As Paul Petrunia from Archinect put it, the world is a little less interesting now that Steve Jobs has passed away. I think that is the best way to put it. I won’t try to compose some penetratingly insightful quote about a man I know little about.
After watching a video about events taking place around Apple stores, people leaving flowers and notes outside Apple stores and outside is house it made me wonder. These people probably have seen his 2005 Stanford Commencement Speech on YouTube, daily use a product designed by a company he ran, or maybe even watched a video of him unveiling the iPhone or iPad. But have any of these people ever spoken with Jobs? Have they tossed a frisbee on a hot summer afternoon with him? Have they spent an evening drinking beer and talking about religion and politics? Likely not. So how and why were so many people moved by his passing when they had no personal contact with him? Why is he so fascinating and influential?
One word. Clarity.
Not clarity of design intent, or of market knowledge. That stuff seems easy to post rationalize into a cherry picture when you look at the past. He may have had it, he may not. I don’t to know. But what is clear from his commencement speech is that he had clarity about life and death.
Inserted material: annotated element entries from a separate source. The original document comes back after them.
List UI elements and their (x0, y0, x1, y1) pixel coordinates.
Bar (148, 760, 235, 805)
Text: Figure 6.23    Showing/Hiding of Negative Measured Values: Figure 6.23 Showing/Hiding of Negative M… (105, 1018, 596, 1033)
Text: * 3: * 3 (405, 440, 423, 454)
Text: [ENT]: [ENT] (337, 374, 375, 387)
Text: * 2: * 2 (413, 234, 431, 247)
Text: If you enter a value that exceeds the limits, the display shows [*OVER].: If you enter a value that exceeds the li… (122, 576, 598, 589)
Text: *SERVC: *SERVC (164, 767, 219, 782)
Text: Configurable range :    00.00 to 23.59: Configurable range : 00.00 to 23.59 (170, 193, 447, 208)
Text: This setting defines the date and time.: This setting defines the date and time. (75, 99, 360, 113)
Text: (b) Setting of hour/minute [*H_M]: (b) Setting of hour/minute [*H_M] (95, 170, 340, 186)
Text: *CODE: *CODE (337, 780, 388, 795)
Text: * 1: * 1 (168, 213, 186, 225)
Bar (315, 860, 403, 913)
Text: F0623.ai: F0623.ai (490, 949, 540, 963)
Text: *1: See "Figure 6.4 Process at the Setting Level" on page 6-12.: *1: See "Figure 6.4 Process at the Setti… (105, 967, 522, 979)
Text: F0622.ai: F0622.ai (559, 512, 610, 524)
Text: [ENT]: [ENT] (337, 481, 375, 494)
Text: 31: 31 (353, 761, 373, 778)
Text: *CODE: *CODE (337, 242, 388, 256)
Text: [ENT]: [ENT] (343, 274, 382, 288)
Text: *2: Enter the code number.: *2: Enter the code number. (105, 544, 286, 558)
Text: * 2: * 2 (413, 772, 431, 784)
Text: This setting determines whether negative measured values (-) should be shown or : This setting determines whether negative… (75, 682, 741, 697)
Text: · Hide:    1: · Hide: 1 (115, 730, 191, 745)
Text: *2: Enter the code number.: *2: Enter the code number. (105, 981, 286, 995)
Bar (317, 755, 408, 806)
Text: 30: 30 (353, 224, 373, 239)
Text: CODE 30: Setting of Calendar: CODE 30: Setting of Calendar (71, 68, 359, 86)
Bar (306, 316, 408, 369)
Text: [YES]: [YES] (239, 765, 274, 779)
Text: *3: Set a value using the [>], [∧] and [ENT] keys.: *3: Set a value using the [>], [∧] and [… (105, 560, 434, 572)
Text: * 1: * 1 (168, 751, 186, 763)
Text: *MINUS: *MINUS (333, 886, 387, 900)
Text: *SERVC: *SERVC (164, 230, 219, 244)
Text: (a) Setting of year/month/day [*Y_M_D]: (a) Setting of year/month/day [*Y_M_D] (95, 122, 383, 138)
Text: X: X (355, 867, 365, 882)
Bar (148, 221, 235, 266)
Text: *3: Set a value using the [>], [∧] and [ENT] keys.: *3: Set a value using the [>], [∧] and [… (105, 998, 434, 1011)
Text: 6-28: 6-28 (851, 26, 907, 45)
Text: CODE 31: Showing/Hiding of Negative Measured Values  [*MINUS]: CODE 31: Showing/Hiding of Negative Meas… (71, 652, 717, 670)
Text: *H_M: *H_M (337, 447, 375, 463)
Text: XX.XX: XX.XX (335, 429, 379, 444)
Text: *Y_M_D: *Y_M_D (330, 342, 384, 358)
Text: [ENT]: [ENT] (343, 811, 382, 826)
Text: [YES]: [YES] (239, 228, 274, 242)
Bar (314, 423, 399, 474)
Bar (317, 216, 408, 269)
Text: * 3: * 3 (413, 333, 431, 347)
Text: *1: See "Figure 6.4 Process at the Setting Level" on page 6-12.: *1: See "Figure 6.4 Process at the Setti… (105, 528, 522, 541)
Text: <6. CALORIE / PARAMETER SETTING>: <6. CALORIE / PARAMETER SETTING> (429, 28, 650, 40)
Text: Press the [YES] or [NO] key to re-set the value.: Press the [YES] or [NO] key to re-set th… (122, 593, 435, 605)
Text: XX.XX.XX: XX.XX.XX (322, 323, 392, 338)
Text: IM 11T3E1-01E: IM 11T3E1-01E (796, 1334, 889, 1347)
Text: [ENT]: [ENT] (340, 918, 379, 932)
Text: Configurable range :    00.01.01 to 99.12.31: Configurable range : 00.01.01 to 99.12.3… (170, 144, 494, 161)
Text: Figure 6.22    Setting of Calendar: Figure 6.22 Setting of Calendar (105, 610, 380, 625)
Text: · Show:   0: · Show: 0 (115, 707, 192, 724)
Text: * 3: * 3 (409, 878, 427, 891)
When I was 17, I read a quote that went something like: “If you live each day as if it was your last, someday you’ll most certainly be right.” It made an impression on me, and since then, for the past 33 years, I have looked in the mirror every morning and asked myself: “If today were the last day of my life, would I want to do what I am about to do today?” And whenever the answer has been “No” for too many days in a row, I know I need to change something.
Remembering that I’ll be dead soon is the most important tool I’ve ever encountered to help me make the big choices in life. Because almost everything — all external expectations, all pride, all fear of embarrassment or failure – these things just fall away in the face of death, leaving only what is truly important. Remembering that you are going to die is the best way I know to avoid the trap of thinking you have something to lose. You are already naked. There is no reason not to follow your heart. – Stanford Commencement Speech 2005 (emphasis mine)
When you have a certain level of clarity about death, and in turn about life, the only way to live is to be hungry and foolish.